To get him into proper focus we should mention also that his life covers a period of seventy-eight years: 1872-1950. Hence his contemporaneity is bound to be many-shaded. But here we must be free of several confusions. To be contemporary, a poet must not be expected to be, as some of the Victorians thought, the expressive channel of popular currents or, like the modernists, the mouthpiece of the exaggerations of his age. Fundamentally, to be contemporary can mean nothing more than to be, in every period of one's life, aware of the experience that is offered to one in ways never quite the same before. How much one stresses or does not stress the peculiar ways, how far one works within their terms or ranges outside them affects in no wise one's contemporaneity. Again, a poet's momentousness for his age (or for all history) is not determined by any of these factors. It depends on the meaning with which his attitude is fraught and, inasmuch as the meaning is an integral part of his poetry, on the art by which his matter and manner fuse and kindle up. Sri Aurobindo the poet has undoubtedly been contemporary in the fundamental sense and, in a good deal of his output, momentous. In certain respects, as we shall gather later, he is in the best sense a "futurist". Otherwise too, there is nothing to expose him, just because he is not a strict modernist nor exactly in the popular stream, to the charge of being tradition-bound, old-fashioned or remote from life.

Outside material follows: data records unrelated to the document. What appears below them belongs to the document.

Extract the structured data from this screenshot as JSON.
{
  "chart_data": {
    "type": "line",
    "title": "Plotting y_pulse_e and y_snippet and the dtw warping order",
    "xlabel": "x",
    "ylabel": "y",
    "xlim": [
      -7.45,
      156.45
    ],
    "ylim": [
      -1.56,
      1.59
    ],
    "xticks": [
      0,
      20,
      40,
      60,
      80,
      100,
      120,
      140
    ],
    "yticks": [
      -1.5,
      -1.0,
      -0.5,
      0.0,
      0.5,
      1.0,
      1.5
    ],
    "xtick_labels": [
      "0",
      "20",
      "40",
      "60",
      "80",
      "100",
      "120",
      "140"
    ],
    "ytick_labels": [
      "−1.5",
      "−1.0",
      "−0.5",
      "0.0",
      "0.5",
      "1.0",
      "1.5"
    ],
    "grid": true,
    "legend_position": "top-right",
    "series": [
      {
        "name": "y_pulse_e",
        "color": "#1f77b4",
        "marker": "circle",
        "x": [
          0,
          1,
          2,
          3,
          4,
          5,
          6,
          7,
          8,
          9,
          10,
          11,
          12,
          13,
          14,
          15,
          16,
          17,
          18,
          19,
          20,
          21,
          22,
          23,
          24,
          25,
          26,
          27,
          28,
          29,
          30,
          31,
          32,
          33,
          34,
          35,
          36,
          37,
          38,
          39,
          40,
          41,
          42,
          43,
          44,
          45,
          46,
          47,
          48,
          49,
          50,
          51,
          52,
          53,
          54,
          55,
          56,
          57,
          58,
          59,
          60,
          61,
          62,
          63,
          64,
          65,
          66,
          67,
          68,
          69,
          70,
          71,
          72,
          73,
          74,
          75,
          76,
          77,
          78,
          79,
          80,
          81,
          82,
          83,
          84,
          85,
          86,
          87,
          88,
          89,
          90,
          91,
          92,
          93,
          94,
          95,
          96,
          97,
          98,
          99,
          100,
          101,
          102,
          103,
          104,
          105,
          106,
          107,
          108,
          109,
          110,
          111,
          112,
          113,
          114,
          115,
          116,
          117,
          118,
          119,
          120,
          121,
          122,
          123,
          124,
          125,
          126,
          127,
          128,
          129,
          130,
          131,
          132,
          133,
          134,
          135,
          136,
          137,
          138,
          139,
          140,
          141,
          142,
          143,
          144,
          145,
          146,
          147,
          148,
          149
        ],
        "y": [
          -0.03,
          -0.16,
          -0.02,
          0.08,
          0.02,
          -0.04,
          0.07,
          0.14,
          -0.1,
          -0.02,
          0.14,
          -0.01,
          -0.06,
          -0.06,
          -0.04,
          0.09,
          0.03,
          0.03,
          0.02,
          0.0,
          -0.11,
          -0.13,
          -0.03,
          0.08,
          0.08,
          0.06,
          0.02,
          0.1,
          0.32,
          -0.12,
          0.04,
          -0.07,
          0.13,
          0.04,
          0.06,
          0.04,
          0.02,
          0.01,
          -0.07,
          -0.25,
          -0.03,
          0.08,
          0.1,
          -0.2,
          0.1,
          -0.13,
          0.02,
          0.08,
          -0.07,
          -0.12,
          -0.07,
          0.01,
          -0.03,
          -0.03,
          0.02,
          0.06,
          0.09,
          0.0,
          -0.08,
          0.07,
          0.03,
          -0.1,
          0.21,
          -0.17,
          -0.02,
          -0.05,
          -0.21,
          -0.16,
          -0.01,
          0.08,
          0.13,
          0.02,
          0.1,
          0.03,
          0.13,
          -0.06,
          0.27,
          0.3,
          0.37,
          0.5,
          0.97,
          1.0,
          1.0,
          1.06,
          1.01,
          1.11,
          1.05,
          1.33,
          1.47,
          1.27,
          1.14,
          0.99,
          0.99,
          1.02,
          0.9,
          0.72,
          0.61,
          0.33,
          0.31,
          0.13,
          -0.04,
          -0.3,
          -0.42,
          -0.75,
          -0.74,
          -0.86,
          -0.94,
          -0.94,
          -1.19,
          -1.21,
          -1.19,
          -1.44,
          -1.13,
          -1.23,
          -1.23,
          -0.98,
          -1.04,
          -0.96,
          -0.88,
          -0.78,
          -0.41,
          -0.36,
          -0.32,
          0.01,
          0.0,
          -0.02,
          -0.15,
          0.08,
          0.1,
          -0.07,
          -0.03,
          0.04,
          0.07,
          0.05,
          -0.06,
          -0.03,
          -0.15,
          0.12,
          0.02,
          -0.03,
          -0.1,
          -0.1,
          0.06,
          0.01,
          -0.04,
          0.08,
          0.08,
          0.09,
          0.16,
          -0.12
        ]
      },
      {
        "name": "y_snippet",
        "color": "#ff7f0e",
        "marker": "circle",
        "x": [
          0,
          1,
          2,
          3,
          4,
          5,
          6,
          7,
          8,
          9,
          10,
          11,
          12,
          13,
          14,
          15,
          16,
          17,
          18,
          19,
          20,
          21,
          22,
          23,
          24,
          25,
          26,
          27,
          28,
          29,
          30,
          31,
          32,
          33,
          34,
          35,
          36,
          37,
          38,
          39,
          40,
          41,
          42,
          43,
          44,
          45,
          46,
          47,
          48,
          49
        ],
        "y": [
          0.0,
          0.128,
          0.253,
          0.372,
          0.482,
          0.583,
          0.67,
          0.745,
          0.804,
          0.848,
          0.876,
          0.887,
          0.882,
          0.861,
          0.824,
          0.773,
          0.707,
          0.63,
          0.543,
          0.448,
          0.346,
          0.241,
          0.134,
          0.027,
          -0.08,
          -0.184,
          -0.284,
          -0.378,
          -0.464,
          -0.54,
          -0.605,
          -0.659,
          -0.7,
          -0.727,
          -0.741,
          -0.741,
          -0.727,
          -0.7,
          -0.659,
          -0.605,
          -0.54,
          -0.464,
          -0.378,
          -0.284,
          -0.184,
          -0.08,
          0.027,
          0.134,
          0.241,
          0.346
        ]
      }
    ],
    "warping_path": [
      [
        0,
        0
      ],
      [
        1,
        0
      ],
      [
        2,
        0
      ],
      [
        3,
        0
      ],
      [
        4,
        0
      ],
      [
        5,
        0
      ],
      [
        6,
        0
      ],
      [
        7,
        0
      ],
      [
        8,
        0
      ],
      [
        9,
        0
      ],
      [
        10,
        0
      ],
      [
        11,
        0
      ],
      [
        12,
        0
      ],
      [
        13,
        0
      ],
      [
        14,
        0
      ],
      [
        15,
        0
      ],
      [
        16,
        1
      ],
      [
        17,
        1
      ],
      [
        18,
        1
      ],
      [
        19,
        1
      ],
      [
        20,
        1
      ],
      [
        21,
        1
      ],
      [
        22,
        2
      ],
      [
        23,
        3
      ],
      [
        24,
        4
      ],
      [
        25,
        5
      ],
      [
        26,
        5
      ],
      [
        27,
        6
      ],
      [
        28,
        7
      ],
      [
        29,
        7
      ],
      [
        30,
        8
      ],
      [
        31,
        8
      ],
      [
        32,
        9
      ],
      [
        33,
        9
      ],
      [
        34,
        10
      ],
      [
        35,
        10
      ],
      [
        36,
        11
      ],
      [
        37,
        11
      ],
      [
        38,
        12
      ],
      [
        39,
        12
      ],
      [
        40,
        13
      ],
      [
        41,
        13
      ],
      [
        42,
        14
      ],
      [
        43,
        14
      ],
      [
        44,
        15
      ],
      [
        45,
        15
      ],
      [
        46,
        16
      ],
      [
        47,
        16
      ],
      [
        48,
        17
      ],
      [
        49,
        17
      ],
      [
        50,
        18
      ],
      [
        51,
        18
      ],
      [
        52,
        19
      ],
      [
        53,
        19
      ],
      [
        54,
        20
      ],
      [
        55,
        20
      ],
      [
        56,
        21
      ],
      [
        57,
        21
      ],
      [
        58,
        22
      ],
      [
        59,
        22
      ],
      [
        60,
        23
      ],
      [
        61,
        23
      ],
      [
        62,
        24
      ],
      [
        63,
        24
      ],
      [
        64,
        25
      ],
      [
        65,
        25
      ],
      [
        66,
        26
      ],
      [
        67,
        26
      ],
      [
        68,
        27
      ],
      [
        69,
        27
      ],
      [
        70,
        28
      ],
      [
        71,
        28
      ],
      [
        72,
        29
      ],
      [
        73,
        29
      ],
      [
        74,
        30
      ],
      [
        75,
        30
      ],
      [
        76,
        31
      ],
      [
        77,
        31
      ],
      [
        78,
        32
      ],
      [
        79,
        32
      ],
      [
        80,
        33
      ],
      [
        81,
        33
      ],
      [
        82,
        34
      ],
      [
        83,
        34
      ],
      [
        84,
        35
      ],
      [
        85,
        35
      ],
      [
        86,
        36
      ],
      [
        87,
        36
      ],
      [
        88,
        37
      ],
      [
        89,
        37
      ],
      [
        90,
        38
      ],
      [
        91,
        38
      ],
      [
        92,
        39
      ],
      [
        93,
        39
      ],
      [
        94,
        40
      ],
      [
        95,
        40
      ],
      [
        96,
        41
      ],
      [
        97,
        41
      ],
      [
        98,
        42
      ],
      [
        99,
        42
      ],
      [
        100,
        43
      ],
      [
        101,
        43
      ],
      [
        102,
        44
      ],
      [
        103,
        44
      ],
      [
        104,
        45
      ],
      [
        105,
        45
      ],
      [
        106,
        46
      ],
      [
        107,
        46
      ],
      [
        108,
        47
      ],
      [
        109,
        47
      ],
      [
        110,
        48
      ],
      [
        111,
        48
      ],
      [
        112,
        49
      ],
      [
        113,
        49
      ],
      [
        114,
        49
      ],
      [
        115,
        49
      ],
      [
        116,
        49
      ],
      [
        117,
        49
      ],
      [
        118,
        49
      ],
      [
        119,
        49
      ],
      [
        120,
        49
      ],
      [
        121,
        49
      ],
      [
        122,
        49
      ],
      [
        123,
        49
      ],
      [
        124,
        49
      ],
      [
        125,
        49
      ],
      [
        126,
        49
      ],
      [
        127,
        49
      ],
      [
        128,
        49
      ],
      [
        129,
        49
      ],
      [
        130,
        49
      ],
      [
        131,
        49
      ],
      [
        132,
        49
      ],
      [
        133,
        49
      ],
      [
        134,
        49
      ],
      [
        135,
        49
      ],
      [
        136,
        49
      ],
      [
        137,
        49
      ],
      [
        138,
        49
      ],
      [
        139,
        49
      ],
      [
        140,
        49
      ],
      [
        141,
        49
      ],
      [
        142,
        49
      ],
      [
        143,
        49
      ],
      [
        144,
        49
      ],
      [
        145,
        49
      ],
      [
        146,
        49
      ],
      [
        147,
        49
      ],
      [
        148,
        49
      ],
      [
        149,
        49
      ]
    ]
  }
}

He would be vulnerable only if he were flabbily imitative or derivative, or immured in cloud-cuckoo fantasy, not if he took past forms and bent them to his own uses, chose past themes and infused them with a new significant vitality driving towards things to come, least of all if he plunged to bedrock spiritual purposes and problems instead of getting mazed in superficial or else merely fashionable perplexities.


To overlook or underrate his poetic quality would be a misfortune for the lover of literature who is not confined by specific cults.